Mots-clés : Attentats | Trouble de stress post-traumatique | Civils | Enquête de santé publique | Web-questionnaire
Keywords: Terrorist attacks | Post-traumatic stress disorder | Civilians | Public health study | Web-questionnaire

Résumé

Huit à 11 mois après les attentats de novembre 2015, Santé publique France a lancé, entre le 7 juillet et le 10 novembre 2016, une Enquête de santé publique post-attentats. Cette enquête par web-questionnaire et basée sur une participation volontaire concernait la population dont les expositions répondaient au critère A du trouble de stress post-traumatique (TSPT) tel que défini dans le DSM-5 (exposition à la mort ou à une blessure grave). Ses objectifs étaient d’estimer l’impact psychologique et de mieux connaître l’utilisation des dispositifs de soins et les facteurs associés à cette utilisation. Cet article présente les premiers résultats concernant les membres de la population civile (hors personnel intervenant et soignant) ayant participé à cette enquête.

La population concernée a été informée de l’étude via les médias, les associations de victimes, les associations d’aide aux victimes, les relais médicaux volontaires ainsi que grâce à des visites aux cafés et auprès des résidents adjacents aux lieux d’attentats. Les volontaires devaient remplir un questionnaire d’inclusion sur le site Internet de Santé publique France, puis accédaient à un questionnaire épidémiologique. Celui-ci renseignait sur leurs caractéristiques sociodémographiques, leurs antécédents psychologiques, leur exposition aux attaques et à leurs conséquences, leur santé mentale – PTSD Checklist for DSM-5 (PCL-5), Hospital Anxiety and Depression scale (HAD), Prigerson’s Inventory of Complicated Grief (ICG) – et leur utilisation des dispositifs de soins médico-psychologiques.

L’impact était important, avec un trouble de stress post-traumatique (TSPT) probable pour 54% des menacés directs (directement visés, blessés), 27% des témoins sur place et 21% des témoins à proximité. Pour les endeuillés (c’est-à-dire les personnes ayant perdu une personne qu’elles considéraient comme proche) sans autre exposition, la prévalence du TPST probable était de 54%. Un possible deuil compliqué (score supérieur à 25 au questionnaire de Prigerson) était observé chez 66% de ces endeuillés. Parmi les personnes atteintes d’un TSPT probable, 46% déclaraient ne pas avoir engagé de traitement régulier avec un psychologue ou un médecin. Cette proportion était plus importante pour les témoins sur place et à proximité (63%) et pour les endeuillés non exposés directement (46%) que pour les menacés directs (33%).

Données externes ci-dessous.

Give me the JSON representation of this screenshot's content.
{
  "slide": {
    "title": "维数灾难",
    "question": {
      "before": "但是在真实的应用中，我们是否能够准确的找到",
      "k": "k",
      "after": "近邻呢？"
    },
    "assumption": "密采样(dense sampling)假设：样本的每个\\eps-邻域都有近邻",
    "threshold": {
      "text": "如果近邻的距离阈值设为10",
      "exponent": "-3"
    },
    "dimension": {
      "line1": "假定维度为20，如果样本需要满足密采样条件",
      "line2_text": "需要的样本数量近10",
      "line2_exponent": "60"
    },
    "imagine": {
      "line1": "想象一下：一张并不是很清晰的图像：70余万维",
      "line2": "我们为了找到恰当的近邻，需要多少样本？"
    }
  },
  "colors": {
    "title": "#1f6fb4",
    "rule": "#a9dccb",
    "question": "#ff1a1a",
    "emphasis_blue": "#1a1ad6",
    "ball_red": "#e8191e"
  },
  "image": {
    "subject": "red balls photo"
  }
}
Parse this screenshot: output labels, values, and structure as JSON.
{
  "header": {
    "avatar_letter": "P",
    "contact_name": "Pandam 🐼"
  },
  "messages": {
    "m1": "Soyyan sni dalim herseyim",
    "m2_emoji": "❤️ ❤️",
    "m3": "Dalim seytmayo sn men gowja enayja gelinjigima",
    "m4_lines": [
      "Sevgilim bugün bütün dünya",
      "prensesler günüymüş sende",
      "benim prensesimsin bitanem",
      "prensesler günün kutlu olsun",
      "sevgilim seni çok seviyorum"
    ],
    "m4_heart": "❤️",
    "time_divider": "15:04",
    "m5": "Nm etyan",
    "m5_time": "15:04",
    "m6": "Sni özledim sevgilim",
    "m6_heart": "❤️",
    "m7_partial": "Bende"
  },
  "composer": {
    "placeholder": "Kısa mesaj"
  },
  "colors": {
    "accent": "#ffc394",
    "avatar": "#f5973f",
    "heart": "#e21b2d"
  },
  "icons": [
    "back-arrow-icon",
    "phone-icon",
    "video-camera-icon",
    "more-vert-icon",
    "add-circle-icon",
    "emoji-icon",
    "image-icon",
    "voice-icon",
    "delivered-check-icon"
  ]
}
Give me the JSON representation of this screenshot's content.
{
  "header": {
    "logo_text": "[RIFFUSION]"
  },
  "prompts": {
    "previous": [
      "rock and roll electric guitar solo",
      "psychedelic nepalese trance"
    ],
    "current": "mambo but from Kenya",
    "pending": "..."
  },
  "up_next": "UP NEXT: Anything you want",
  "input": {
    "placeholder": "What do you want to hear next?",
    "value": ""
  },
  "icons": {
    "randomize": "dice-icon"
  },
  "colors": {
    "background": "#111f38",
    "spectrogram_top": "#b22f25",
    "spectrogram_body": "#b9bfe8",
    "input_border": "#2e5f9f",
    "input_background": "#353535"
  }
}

Ces premiers résultats suggèrent un besoin de renforcer et d’élargir le dispositif d’accès aux soins à moyen terme.

Abstract

Eight to 11 months after the terrorist attacks of November 2015 Santé publique France launched a post-attack public health survey between 7 July and 10 November 2016. The study targeted persons whose exposure corresponded to DSM-5 criterion A (exposure to death or to severe injuries) for PTSD. Its objectives were to assess the psychological impact of these attacks on responders and the mental health care use by these persons. This article presents the preliminary results regarding civilian victims (except health care and rescue staff) who participated in the study.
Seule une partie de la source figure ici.